Nvidia at Siggraph outlined an AI vision where developers will create, test and optimize generative AI models and large language models (LLMs) on a PC and workstation and then scale them via data centers or the cloud.

Not surprisingly, this vision includes a heavy dose of Nvidia GPUs. PC makers already highlighted that systems were on deck for generative AI training and workloads.

The two headliners during CEO Jensen Huang's keynote were Nvidia RTX workstations as well as Nvidia AI Workbench. Nvidia AI Workbench is a toolkit to enable developers to create, test and customize models on a PC or workstation and then move them to deploy in data centers, public clouds or Nvidia DGX Cloud.

AI Workbench includes a simplified interface with models housed at Hugging Face, GitHub and Nvidia NGC that can be combined with custom data and shared. AI Workbench will be included in systems from Dell Technologies, Hewlett Packard Enterprise, HP Inc., Lambda, Lenovo and Supermicro.

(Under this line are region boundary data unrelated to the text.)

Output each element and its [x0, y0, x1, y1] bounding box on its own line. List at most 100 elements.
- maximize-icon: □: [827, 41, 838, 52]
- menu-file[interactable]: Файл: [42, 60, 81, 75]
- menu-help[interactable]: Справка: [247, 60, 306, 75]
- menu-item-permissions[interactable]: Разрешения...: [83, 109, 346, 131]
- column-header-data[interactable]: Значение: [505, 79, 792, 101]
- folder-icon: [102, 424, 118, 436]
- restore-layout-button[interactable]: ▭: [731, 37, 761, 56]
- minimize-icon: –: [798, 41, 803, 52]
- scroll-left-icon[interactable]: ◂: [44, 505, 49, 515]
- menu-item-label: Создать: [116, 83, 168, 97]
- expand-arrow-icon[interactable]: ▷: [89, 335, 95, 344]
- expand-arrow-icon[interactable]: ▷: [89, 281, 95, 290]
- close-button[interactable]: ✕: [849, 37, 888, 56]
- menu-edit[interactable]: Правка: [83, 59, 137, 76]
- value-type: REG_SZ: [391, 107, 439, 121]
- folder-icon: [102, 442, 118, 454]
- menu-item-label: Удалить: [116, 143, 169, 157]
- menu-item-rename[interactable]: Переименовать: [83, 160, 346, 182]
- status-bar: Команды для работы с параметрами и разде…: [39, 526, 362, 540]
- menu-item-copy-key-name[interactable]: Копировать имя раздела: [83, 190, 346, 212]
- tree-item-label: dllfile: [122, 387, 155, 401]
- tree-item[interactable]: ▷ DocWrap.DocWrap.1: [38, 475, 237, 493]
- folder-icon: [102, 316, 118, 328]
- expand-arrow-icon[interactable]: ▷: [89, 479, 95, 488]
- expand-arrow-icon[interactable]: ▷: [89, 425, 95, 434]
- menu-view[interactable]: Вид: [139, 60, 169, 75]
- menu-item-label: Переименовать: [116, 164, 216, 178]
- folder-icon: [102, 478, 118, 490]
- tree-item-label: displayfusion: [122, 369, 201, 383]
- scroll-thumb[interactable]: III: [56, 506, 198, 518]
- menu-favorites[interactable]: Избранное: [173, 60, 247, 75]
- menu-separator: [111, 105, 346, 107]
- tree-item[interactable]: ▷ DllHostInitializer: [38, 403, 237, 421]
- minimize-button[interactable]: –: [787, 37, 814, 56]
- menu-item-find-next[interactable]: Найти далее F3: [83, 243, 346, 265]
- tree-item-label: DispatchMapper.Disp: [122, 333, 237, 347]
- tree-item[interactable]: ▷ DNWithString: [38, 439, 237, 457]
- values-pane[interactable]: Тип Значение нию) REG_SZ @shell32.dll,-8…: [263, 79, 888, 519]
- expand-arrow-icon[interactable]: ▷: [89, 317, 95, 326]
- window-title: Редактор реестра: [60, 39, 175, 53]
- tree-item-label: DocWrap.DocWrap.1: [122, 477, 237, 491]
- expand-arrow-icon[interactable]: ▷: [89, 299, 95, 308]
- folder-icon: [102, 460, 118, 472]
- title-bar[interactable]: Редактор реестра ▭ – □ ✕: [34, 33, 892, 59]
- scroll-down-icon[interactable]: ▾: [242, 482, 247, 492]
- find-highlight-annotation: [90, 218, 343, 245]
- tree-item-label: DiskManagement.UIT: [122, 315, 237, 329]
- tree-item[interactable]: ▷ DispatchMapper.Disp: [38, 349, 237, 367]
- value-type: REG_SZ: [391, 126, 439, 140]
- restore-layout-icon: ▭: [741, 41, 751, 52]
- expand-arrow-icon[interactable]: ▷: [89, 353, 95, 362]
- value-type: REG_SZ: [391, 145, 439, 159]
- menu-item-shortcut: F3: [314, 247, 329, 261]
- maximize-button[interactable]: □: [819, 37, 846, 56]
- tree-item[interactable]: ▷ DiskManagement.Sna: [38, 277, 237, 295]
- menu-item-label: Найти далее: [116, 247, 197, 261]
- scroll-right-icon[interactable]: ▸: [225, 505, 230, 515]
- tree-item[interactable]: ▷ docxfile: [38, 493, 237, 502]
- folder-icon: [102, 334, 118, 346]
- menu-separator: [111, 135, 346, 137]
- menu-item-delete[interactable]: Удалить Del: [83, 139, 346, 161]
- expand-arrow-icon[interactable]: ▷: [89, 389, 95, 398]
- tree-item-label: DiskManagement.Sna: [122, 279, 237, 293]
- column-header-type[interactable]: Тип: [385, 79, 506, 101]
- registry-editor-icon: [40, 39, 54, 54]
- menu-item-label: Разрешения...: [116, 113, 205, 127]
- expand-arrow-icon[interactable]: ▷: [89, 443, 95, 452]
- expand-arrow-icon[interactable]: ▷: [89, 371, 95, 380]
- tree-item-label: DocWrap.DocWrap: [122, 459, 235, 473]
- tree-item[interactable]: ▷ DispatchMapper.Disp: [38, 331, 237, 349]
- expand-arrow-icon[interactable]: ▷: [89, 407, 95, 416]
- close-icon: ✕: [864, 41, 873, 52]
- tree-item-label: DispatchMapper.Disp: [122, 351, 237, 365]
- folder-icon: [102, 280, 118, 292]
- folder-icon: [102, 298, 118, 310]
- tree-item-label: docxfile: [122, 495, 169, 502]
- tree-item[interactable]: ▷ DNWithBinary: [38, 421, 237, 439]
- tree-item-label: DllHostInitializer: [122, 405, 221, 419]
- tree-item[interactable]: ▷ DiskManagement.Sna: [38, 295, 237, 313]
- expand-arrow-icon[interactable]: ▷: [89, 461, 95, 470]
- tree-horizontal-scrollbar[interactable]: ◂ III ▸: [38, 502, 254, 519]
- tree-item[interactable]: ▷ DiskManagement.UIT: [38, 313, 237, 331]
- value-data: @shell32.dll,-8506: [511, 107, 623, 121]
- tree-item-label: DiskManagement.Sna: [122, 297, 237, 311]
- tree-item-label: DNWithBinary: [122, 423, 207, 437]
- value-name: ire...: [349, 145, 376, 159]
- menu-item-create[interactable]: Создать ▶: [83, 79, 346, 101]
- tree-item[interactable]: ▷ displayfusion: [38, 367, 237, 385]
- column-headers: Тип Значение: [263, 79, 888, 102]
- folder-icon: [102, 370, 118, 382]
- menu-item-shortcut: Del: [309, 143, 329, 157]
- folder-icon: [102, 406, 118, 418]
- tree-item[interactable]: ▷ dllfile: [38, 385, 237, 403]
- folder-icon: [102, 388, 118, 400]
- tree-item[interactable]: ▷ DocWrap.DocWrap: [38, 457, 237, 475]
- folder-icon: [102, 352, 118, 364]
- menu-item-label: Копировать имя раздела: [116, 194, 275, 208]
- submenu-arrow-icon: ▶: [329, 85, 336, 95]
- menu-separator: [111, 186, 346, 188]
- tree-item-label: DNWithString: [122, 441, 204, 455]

To go along with AI Workbench, Nvidia launched Nvidia AI Enterprise 4.0, its enterprise software platform for production deployments. AI Enterprise 4.0 includes Nvidia NeMo, Triton Management Service, Base Command Manager Essentials as well as integration with public cloud marketplaces from Google Cloud, Microsoft Azure and Oracle Cloud.

As for the Nvidia RTX workstations, the systems will include Nvidia's RTX 6000 Ada Generation GPUs, AI Enterprise and Omniverse Enterprise software. These systems will include up to four RTX 6000 Ada Generation GPUs with 48GB of memory and up to 5,828 TFLOPS of AI performance and 192GB of GPU memory. These systems will be announced by OEMs in the fall.

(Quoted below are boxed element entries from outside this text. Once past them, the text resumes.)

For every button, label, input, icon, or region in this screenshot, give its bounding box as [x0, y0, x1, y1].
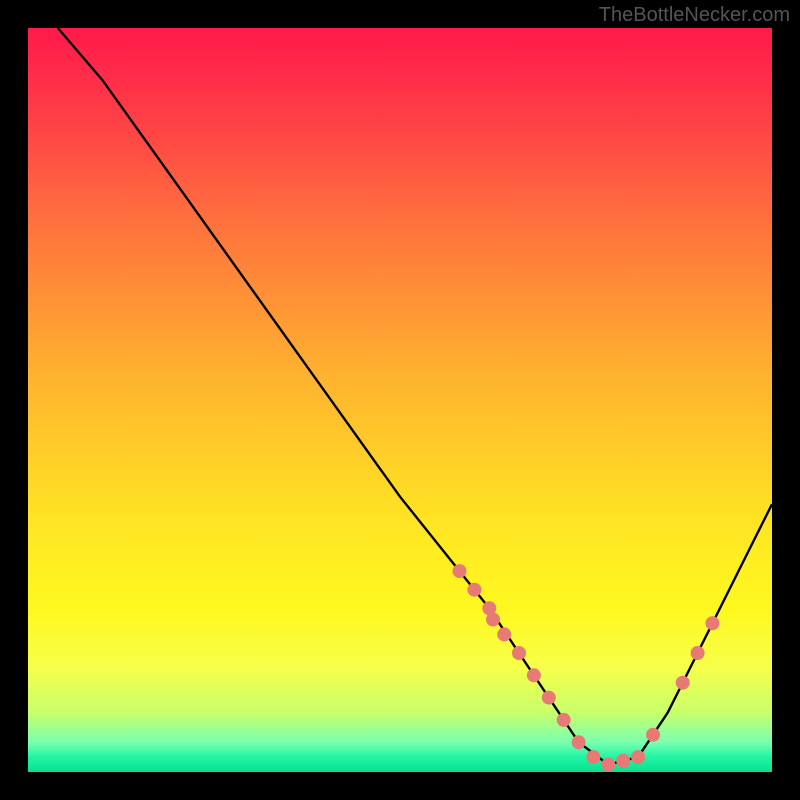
data-dot: [557, 713, 571, 727]
data-dot: [486, 613, 500, 627]
data-dot: [453, 564, 467, 578]
data-dot: [527, 668, 541, 682]
data-dot: [706, 616, 720, 630]
data-dot: [646, 728, 660, 742]
data-dot: [676, 676, 690, 690]
chart-svg: [28, 28, 772, 772]
curve-dots: [453, 564, 720, 772]
watermark-text: TheBottleNecker.com: [599, 4, 790, 27]
data-dot: [601, 758, 615, 772]
data-dot: [497, 627, 511, 641]
data-dot: [572, 735, 586, 749]
data-dot: [467, 583, 481, 597]
data-dot: [586, 750, 600, 764]
data-dot: [542, 691, 556, 705]
data-dot: [512, 646, 526, 660]
curve-line: [58, 28, 772, 765]
chart-area: [28, 28, 772, 772]
data-dot: [691, 646, 705, 660]
data-dot: [631, 750, 645, 764]
data-dot: [616, 754, 630, 768]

Among other Nvidia items from Siggraph:

  • The company announced Nvidia OVX servers with the new Nvidia L40S GPU, which is designed for AI training and inference, 3D designs, visualization and video processing. The Nvidia L40S will be available starting in the fall. ASUS, Dell Technologies, GIGABYTE, HPE, Lenovo, QCT and Supermicro will offer OVX systems with L40S GPUs.
  • Nvidia launched a new release of Nvidia Omniverse for developers and enterprises using 3D tools and applications. Omniverse uses the OpenUSD framework and adds generative AI features. Additions include modular app building, new templates, better efficiency and native RTX spatial integration. Nvidia also launched new Omniverse Cloud APIs.
  • The company also rolled out frameworks, resources and services to speed up adoption of OpenUSD (Universal Scene Description). OpenUSD is a 3D framework that connects software tools, data types and APIs for building virtual worlds. The APIs include ChatUSD, a LLM copilot so developers and ask questions and generate code, RunUSD, which translates OpenUSD files to create rendered images, DeepSearch, an LLM for semantic search through untagged assets, and USD-GDN Publisher, which will publish OpenUSD experiences to Omniverse Cloud in a click.

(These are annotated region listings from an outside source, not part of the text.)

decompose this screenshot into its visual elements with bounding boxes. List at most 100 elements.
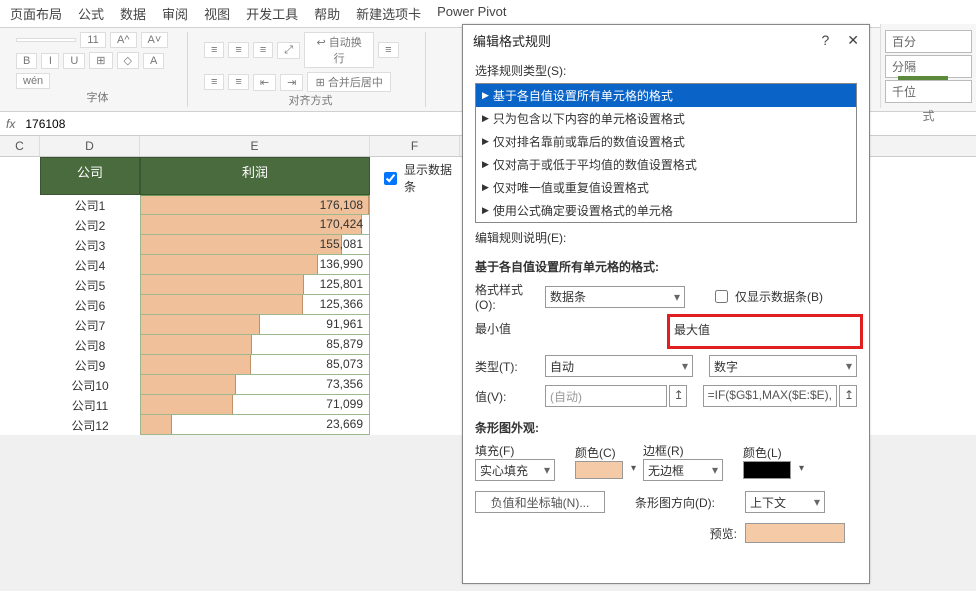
preview-label: 预览: <box>710 525 737 542</box>
negative-axis-button[interactable]: 负值和坐标轴(N)... <box>475 491 605 513</box>
tab-formulas[interactable]: 公式 <box>78 4 104 23</box>
font-color-icon[interactable]: A <box>143 53 164 69</box>
profit-cell[interactable]: 85,879 <box>140 335 370 355</box>
company-cell[interactable]: 公司7 <box>40 315 140 335</box>
rule-type-all-values[interactable]: ▶基于各自值设置所有单元格的格式 <box>476 84 856 107</box>
indent-inc-icon[interactable]: ⇥ <box>280 74 303 91</box>
tab-page-layout[interactable]: 页面布局 <box>10 4 62 23</box>
company-cell[interactable]: 公司4 <box>40 255 140 275</box>
border-select[interactable]: 无边框 <box>643 459 723 481</box>
align-right-icon[interactable]: ≡ <box>228 74 248 90</box>
tab-view[interactable]: 视图 <box>204 4 230 23</box>
underline-icon[interactable]: U <box>63 53 85 69</box>
border-color-swatch[interactable] <box>743 461 791 479</box>
rule-type-top-bottom[interactable]: ▶仅对排名靠前或靠后的数值设置格式 <box>476 130 856 153</box>
profit-cell[interactable]: 71,099 <box>140 395 370 415</box>
orientation-icon[interactable]: ⤢ <box>277 42 300 59</box>
percent-label: 百分 <box>885 30 972 53</box>
tab-help[interactable]: 帮助 <box>314 4 340 23</box>
company-cell[interactable]: 公司12 <box>40 415 140 435</box>
group-align-label: 对齐方式 <box>204 92 417 110</box>
fill-select[interactable]: 实心填充 <box>475 459 555 481</box>
company-cell[interactable]: 公司10 <box>40 375 140 395</box>
font-box[interactable] <box>16 38 76 42</box>
profit-cell[interactable]: 23,669 <box>140 415 370 435</box>
col-header-c[interactable]: C <box>0 136 40 156</box>
min-value-input[interactable]: (自动) <box>545 385 667 407</box>
tab-powerpivot[interactable]: Power Pivot <box>437 4 506 23</box>
phonetic-icon[interactable]: wén <box>16 73 50 89</box>
bar-appearance-label: 条形图外观: <box>475 419 857 436</box>
fx-icon[interactable]: fx <box>6 117 15 131</box>
tab-data[interactable]: 数据 <box>120 4 146 23</box>
border-icon[interactable]: ⊞ <box>89 52 112 69</box>
fill-label: 填充(F) <box>475 442 555 459</box>
profit-cell[interactable]: 85,073 <box>140 355 370 375</box>
company-cell[interactable]: 公司6 <box>40 295 140 315</box>
company-cell[interactable]: 公司2 <box>40 215 140 235</box>
bold-icon[interactable]: B <box>16 53 37 69</box>
separator-label: 分隔 <box>885 55 972 78</box>
min-value-label: 最小值 <box>475 320 657 337</box>
styles-label: 式 <box>885 107 972 124</box>
align-left-icon[interactable]: ≡ <box>378 42 398 58</box>
type-label: 类型(T): <box>475 358 539 375</box>
col-header-d[interactable]: D <box>40 136 140 156</box>
increase-font-icon[interactable]: A^ <box>110 32 137 48</box>
col-header-f[interactable]: F <box>370 136 460 156</box>
company-cell[interactable]: 公司8 <box>40 335 140 355</box>
align-bottom-icon[interactable]: ≡ <box>253 42 273 58</box>
tab-new[interactable]: 新建选项卡 <box>356 4 421 23</box>
align-top-icon[interactable]: ≡ <box>204 42 224 58</box>
align-center-icon[interactable]: ≡ <box>204 74 224 90</box>
align-middle-icon[interactable]: ≡ <box>228 42 248 58</box>
rule-type-average[interactable]: ▶仅对高于或低于平均值的数值设置格式 <box>476 153 856 176</box>
company-cell[interactable]: 公司3 <box>40 235 140 255</box>
tab-developer[interactable]: 开发工具 <box>246 4 298 23</box>
profit-cell[interactable]: 73,356 <box>140 375 370 395</box>
show-databar-checkbox[interactable]: 显示数据条 <box>380 161 460 195</box>
profit-cell[interactable]: 170,424 <box>140 215 370 235</box>
italic-icon[interactable]: I <box>41 53 59 69</box>
wrap-text-button[interactable]: ↩ 自动换行 <box>304 32 374 68</box>
tab-review[interactable]: 审阅 <box>162 4 188 23</box>
profit-cell[interactable]: 125,801 <box>140 275 370 295</box>
indent-dec-icon[interactable]: ⇤ <box>253 74 276 91</box>
profit-cell[interactable]: 176,108 <box>140 195 370 215</box>
help-icon[interactable]: ? <box>821 32 829 49</box>
merge-center-button[interactable]: ⊞ 合并后居中 <box>307 72 391 92</box>
group-font-label: 字体 <box>16 89 179 107</box>
max-value-ref-icon[interactable]: ↥ <box>839 385 857 407</box>
thousands-label: 千位 <box>885 80 972 103</box>
company-cell[interactable]: 公司5 <box>40 275 140 295</box>
company-cell[interactable]: 公司11 <box>40 395 140 415</box>
edit-rule-desc-label: 编辑规则说明(E): <box>475 229 857 246</box>
show-bar-only-checkbox[interactable]: 仅显示数据条(B) <box>711 287 823 306</box>
profit-cell[interactable]: 91,961 <box>140 315 370 335</box>
max-type-select[interactable]: 数字 <box>709 355 857 377</box>
profit-cell[interactable]: 155,081 <box>140 235 370 255</box>
profit-cell[interactable]: 136,990 <box>140 255 370 275</box>
rule-type-contains[interactable]: ▶只为包含以下内容的单元格设置格式 <box>476 107 856 130</box>
min-type-select[interactable]: 自动 <box>545 355 693 377</box>
profit-cell[interactable]: 125,366 <box>140 295 370 315</box>
rule-subtitle: 基于各自值设置所有单元格的格式: <box>475 258 857 275</box>
border-color-label: 颜色(L) <box>743 444 791 461</box>
max-value-input[interactable]: =IF($G$1,MAX($E:$E), <box>703 385 837 407</box>
col-header-e[interactable]: E <box>140 136 370 156</box>
rule-type-formula[interactable]: ▶使用公式确定要设置格式的单元格 <box>476 199 856 222</box>
preview-swatch <box>745 523 845 543</box>
bar-direction-select[interactable]: 上下文 <box>745 491 825 513</box>
decrease-font-icon[interactable]: A˅ <box>141 32 169 48</box>
company-cell[interactable]: 公司1 <box>40 195 140 215</box>
select-rule-type-label: 选择规则类型(S): <box>475 62 857 79</box>
fill-color-swatch[interactable] <box>575 461 623 479</box>
fill-color-icon[interactable]: ◇ <box>117 52 139 69</box>
close-icon[interactable]: ✕ <box>847 32 859 49</box>
font-size[interactable]: 11 <box>80 32 106 48</box>
rule-type-unique[interactable]: ▶仅对唯一值或重复值设置格式 <box>476 176 856 199</box>
min-value-ref-icon[interactable]: ↥ <box>669 385 687 407</box>
format-style-select[interactable]: 数据条 <box>545 286 685 308</box>
ribbon-right-partial: 百分 分隔 千位 式 <box>880 24 976 108</box>
company-cell[interactable]: 公司9 <box>40 355 140 375</box>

Constellation Research’s take

Constellation Research analyst Andy Thurai said:

“Nvidia NeMO is an end-to-end framework for building foundational models that can be a pain to build. Nvidia AI workbench will allow for the cloning of AI projects and allow developers a workspace to build LLMs.

The new service and the interface will allow users to train or retrain models from Hugging Face in the Nvidia DGX cloud whether on a public cloud platform such as GCP or Azure or a Nvidia private cloud. Notoriously missing was AWS.

Nvidia claims the compute power today is built for older technologies and workloads. According to Nvidia, modern workloads must be run on the newer chips such as the Nvidia GPUs and Grace Hopper super chips. To that end, the Dual GH200 (a combination of Grace CPU and Hopper GPU into a Grace Hopper) is one of the most powerful processors ever. In that combination, Nvidia aims to get a lower capital expense for the processing power required (lower capex) and lower operational costs with energy consumption and a much faster inference thereby reducing the opex. If this dream were to come true, Nvidia can kill the mighty Intel's x86 business by demonstrating that Grace Hopper can process AI technologies, particularly the AI training workloads, with 20x less power and 12x less cost than the comparable CPU-based processing technologies.

In short, Nvidia has claimed the AI workloads, both training and inferencing, must be run by Nvidia based chips to be more efficient than rivals Intel and AI chip companies like SambaNova Systems."